14 of the Best Media Literacy Resources for 2014


14 of the Best Media Literacy Resources for 2014

The American Academy of Pediatrics (AAP) reports that children spend an average of seven hours a day consuming various types of media. This data illustrates that society’s voracious appetite for media makes media literacy more important than ever.

How can you teach your students to interact responsibly with the media? The following resources can help you plan thought-provoking lessons on the subject.

Media Literacy Resources Made for Educators

Image via Flickr by Free Press Pics

The following websites specifically aim to help educators bring media literacy into the classroom. You can use the tools that they offer to plot out meaningful lessons on media literacy for almost any grade.

  • Frank W. Baker is a leading expert in media literacy, and the Media Literacy Clearinghouseportion of his website is a channel that he uses to help educators explore the subject. The section for “New & Revised Resources” provides the latest theories on media literacy. Below that, there are lists of media literacy subtopics that explore how to interpret the media from various angles. Mr. Baker’s Twitter feed is on the right-hand side of the page, and that gives a quick glimpse into the hottest issues related to media literacy.
  • Canada observed Media Literacy Week in early November 2014. The website for the event explains what media literacy is and why teaching it is so important. Under the “Resources” tab, click on “Ideas for Educators” to view media literacy projects that are appropriate for different grade levels.
  • The folks at Edutopia take five concepts of media literacy that were written back in 1987 and explain how they remain relevant for a world that centers on social platforms. Discussing these concepts can help students understand how the media molds public perceptions and the scope of the audience that may be reached when students post something online.
  • Earlier in 2014, we explored the subject “How Do We Teach Digital Literacy to Digital Natives?” The article discusses the concern held by many teachers that students rely too much on search engines and that students may not know how to sift facts from fluff. It also offers ideas on how to organically incorporate lessons about media literacy into other subjects.
  • Media Literacy Now states that its mission is to “spark policy change in every state and at the national level to ensure all K-12 students receive comprehensive media literacy education and skills.” In keeping with that mission, their website provides a list of links to useful resources that include The News Literacy Project, The Critical Media Project, and Common Sense Media. Media Literacy Now’s blog explores the latest issues surrounding media literacy.
  • This article on middleweb.com, written by expert Frank W. Baker, points out that because political ads are considered “free speech,” politicians have license to tell lies therein. Baker goes on to break down the aspects of political ads and provides questions that you can use to help your students think critically about what they see on TV.
  • Melissa Hero, an educator in California, writes about how to help students find credible sources for their projects. Included in the article is a list of “hoax” sites that you can use to show students the difference between a reliable website and a shady one.

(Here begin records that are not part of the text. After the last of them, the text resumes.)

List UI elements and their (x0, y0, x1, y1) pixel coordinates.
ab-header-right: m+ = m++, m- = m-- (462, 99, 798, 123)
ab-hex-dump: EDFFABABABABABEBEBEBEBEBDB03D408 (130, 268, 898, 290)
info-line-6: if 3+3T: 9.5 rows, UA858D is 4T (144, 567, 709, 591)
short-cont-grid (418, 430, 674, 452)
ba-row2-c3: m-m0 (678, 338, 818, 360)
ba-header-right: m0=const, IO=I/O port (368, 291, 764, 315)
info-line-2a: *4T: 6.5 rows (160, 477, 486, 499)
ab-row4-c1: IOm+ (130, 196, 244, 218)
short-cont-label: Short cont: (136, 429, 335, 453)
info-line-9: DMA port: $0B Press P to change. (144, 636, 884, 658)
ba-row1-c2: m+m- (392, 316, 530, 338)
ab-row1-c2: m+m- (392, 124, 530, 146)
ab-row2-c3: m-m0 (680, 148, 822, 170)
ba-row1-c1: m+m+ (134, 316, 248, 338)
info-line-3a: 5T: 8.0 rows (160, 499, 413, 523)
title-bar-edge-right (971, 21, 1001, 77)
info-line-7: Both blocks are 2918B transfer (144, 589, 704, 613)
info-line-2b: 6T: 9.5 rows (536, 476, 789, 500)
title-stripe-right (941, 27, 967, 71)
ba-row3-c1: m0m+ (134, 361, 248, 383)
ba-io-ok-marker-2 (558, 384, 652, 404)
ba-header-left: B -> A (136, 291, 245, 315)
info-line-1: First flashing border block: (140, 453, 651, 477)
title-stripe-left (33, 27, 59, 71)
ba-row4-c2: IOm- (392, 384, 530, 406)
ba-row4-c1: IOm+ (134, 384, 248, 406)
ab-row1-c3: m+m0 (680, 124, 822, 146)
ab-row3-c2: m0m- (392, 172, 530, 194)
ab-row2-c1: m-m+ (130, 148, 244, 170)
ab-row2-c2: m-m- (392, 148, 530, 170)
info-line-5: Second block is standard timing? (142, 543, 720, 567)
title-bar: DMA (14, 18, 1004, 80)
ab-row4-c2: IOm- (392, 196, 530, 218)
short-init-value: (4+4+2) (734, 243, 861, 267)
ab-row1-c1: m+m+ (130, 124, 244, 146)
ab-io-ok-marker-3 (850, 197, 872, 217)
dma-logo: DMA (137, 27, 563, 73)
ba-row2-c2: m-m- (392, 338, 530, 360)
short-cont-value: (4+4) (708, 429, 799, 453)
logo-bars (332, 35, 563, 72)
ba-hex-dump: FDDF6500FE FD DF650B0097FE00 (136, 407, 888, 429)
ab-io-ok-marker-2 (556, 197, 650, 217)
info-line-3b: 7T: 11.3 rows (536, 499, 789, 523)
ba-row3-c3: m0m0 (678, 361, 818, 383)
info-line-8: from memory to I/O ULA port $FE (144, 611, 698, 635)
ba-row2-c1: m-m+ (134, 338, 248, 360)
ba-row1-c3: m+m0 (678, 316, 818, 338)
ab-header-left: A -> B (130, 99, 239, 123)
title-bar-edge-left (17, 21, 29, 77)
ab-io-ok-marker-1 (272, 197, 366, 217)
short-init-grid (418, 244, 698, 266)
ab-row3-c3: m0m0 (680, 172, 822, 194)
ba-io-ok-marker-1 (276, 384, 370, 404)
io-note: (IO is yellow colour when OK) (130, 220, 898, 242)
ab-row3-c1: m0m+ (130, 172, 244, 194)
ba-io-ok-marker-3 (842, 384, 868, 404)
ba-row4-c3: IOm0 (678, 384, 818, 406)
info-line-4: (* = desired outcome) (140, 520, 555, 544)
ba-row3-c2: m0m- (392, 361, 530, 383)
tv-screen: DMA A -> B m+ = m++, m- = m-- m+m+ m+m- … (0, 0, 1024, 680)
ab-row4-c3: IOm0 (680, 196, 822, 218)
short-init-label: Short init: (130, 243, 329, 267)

Interpreting Media Messages

Image via Flickr by Government & Heritage Library, State Library of NC

Sometimes, the sly techniques used by the media to convey their messages make Shakespeare seem easy to understand. The following resources discuss specific ways that businesses and individuals may dress up the facts to influence public thinking.

  • The Houston Chronicle points out some of the top techniques that advertisers use to appeal to the public. The article gives brief consideration to repetition, claims, association, bandwagon, and promotions.
  • Weasel words are among the top tools that advertisers use to say something that doesn’t say anything at all. This article, entitled “This post is 100% all natural, clinically proven, and you should only read it if you need to lose at least 30 pounds,” discusses some common weasel words that appear on health products.
  • Although Darling Magazine’s content aims mostly to appeal to women, the content of their article “Are You Media Literate?” contains information that is relevant to both genders and all age groups. It encourages readers to analyze media messages by asking such questions as “Who created this message?” and “How might different people understand this message differently than me?”

Other Sources for Media Literacy

The following sources provide additional information and statistics on media literacy that you may find useful when you are planning your lessons.

  • The Media Literacy Project’s blog delves into current happenings that relate to media literacy. For example, one recent post discussed Halloween costumes with negative connotations.
  • The Palo Alto Medical Foundation released an article that discusses how the media affects teens and young adults. It explores areas that include obesity, school, violence, and stereotypes.
  • A psychology clinic in Austin, AK Chase & Associates, gives details on the value of media literacy. The article points out that media literacy can help people “discover the part of the story that’s not being told” and “create and distribute [their] own media messages.”
  • Social Media Week gives an example of how young people can use the media to affect good. This article discusses the power that social media can have when it comes to raising awareness of issues like modern-day slavery.

In Short

Today’s young people are growing up in a world that is saturated by the media. The inability to sift through media messages and get to the heart of a matter can prove crippling. Use the above resources to craft lessons that help your students become users of media and not victims of it.